Tiba di rumah sakit kau langsung disambut perawat dan langsung dimasukkan ke dalam ruang gawat darurat. Begitulah yang tertulis di pintu ruangannya. Di depan ruang itu, aku ketar-ketir menunggumu. Sejak sepeninggal ayahmu, aku tahu kau tidak pernah masuk ke rumah sakit lagi karena sakit paru-paru. Dan bahkan kau tak pernah mengeluh lagi akan sakitmu. Paling banter hanya flu dan batuk, itu pun tiga hari kemudian pulih kembali.
”Bapak, ibu di mana?” ucap Hanum mengejutkanku. Ia tiba di rumah sakit tatkala kau sudah dimasukkan ke dalam ruang gawat darurat. Aku pun menunjukkan keberadaanmu sembari membimbing dia untuk berdoa atas keselamatanmu.
”Kamu yang tegar,” ucap Ibu sembari mengusap bahuku dan sesekali melirik ke Hanum. Aku mengerti bahwa ada Hanum yang masih belum mengerti. Ia hanya tahu kalau ibunya sakit, bahkan di saat seperti itu dia masih minta mainan yang dijual pedagang kaki lima di depan rumah sakit.
Bersama ibu, dia diajak keliling-keliling. Padahal aku tahu ibu tak kalah khawatirnya denganku. Dari raut mukanya sangat terlihat kalau ia sangat mencemaskanmu.
Dari kaca pintu ruangan, aku mengintipmu. Tidak begitu jelas. Namun, aku tahu bahwa napasmu masih kembang kempis meskipun selang sudah terpasang di kedua lubang hidungmu.
”Seandainya bisa napasku untukmu,” batinku ketika mengintip dirimu.
”Pak, aku punya ini,” Hanum mengejutkanku dengan menyodori mainan. Anak kita memang perempuan, tetapi ia gemar sekali dengan mainan robot, mobil, bahkan di rumah ibu begitu banyak truk mainan dari berbahan plastik sampai kayu.
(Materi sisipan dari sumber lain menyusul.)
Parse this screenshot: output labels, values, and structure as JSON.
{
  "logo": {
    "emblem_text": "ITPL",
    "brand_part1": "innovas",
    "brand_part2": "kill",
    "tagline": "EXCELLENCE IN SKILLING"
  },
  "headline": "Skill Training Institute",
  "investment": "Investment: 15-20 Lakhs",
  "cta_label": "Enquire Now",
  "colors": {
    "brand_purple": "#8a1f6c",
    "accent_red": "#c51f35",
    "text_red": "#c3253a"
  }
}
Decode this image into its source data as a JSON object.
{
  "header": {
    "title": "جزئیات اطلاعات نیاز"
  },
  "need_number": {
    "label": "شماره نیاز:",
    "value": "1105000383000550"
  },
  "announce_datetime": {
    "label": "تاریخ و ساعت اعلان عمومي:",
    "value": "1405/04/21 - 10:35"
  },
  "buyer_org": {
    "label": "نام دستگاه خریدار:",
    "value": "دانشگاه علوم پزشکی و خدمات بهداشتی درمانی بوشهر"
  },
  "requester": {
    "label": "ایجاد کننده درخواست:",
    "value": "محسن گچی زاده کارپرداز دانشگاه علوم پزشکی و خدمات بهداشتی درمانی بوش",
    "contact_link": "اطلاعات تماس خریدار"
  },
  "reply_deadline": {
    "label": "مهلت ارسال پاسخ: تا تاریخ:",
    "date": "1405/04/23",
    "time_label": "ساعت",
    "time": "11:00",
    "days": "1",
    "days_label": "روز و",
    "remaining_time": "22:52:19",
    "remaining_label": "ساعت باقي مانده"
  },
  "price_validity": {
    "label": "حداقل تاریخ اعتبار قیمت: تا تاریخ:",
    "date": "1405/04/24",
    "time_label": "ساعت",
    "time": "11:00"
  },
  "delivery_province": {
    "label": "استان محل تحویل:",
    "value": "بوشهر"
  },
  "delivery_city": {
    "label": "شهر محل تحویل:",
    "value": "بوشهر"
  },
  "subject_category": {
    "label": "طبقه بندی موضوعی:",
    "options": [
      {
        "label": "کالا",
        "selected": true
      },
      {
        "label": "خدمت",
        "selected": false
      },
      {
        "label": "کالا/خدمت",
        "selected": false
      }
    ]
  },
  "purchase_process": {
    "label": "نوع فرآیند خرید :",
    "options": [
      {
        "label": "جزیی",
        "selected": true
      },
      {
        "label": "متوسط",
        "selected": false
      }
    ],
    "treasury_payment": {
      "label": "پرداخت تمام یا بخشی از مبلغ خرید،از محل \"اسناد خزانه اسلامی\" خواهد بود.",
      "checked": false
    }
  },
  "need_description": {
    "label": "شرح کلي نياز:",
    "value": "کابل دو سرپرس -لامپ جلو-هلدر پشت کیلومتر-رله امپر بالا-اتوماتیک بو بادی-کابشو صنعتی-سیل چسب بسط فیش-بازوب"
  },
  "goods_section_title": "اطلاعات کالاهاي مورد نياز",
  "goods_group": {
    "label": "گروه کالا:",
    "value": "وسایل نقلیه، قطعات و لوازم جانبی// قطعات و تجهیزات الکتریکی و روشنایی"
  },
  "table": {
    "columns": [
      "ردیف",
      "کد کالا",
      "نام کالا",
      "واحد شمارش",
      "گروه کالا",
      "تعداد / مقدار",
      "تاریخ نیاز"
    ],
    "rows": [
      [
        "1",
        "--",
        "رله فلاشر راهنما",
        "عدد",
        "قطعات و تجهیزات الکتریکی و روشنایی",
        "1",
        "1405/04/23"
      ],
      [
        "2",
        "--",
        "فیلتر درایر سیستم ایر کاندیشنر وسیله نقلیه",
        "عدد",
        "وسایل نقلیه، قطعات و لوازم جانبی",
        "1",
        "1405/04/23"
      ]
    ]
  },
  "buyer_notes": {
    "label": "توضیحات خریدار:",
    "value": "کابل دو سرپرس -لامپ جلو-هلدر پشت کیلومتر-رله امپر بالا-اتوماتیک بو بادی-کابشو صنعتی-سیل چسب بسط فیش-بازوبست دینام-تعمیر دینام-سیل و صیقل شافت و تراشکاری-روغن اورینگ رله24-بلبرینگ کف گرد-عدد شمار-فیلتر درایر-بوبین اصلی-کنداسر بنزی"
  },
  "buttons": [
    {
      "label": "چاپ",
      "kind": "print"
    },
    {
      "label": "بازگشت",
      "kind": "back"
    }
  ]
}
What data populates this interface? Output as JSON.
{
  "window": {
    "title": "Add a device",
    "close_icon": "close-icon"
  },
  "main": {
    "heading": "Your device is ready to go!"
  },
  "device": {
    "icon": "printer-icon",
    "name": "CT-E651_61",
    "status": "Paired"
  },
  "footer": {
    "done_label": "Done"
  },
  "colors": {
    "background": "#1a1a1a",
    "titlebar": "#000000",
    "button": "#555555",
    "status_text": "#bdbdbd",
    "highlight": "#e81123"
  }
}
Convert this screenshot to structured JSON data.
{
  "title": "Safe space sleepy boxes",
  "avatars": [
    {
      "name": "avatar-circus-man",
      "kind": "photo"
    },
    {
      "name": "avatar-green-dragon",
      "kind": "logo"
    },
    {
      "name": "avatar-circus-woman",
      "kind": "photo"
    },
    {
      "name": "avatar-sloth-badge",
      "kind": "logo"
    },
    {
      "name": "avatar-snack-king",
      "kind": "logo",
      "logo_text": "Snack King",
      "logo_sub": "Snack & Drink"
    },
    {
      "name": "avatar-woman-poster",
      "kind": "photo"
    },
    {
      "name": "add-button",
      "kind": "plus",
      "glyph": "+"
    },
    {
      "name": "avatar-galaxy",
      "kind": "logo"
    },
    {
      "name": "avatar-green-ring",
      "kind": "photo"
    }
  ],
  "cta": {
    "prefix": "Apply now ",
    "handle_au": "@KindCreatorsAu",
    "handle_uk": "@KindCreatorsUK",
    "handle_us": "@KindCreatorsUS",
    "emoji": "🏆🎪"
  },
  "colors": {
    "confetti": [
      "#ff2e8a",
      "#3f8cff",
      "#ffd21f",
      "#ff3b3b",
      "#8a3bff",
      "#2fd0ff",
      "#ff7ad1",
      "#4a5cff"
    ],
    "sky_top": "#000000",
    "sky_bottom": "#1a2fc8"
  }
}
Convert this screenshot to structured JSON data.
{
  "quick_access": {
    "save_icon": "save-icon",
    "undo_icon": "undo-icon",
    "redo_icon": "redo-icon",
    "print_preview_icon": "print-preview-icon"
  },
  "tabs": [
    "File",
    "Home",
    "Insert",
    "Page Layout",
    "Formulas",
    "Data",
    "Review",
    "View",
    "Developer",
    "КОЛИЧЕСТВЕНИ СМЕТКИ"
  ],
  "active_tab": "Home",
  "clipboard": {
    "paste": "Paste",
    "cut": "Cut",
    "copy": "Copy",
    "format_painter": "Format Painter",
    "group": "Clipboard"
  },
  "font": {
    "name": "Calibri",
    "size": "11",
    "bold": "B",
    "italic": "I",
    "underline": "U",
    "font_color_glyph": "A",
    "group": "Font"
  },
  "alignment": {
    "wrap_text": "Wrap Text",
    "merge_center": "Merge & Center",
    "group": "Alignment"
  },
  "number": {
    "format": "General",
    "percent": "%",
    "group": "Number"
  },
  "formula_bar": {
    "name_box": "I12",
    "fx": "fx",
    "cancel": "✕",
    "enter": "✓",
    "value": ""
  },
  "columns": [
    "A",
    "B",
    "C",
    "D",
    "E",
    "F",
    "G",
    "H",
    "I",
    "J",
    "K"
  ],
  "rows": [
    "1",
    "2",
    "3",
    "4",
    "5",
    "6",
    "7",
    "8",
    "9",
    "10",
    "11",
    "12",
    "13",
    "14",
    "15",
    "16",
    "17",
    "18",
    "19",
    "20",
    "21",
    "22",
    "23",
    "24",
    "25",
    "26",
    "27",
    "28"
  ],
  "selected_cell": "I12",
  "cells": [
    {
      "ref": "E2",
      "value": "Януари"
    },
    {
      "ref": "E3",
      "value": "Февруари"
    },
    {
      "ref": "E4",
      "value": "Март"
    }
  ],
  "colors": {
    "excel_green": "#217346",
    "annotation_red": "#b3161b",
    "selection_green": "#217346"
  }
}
”Truk ini buat memuat tanah yang dikeruk di samping rumah kita.”
”Kalau truk ini tidak muat, sayang. Truknya harus besar.”
”Yah, berarti nanti tanah-tanahnya dimuat dengan truknya om-om yang naiknya ngebut,” ucapnya meninggalkanku dan menghampiri neneknya lagi.
Di desa kami memang ada galian tanah. Hanum senang sekali melihat truk-truk dan kendaraan berat untuk mengeruk tanah. Namun, ia tak suka kalau truk-truk itu ugal-ugalan. Katanya matanya sering kemasukan debu dan terkadang debu itu membuatnya batuk.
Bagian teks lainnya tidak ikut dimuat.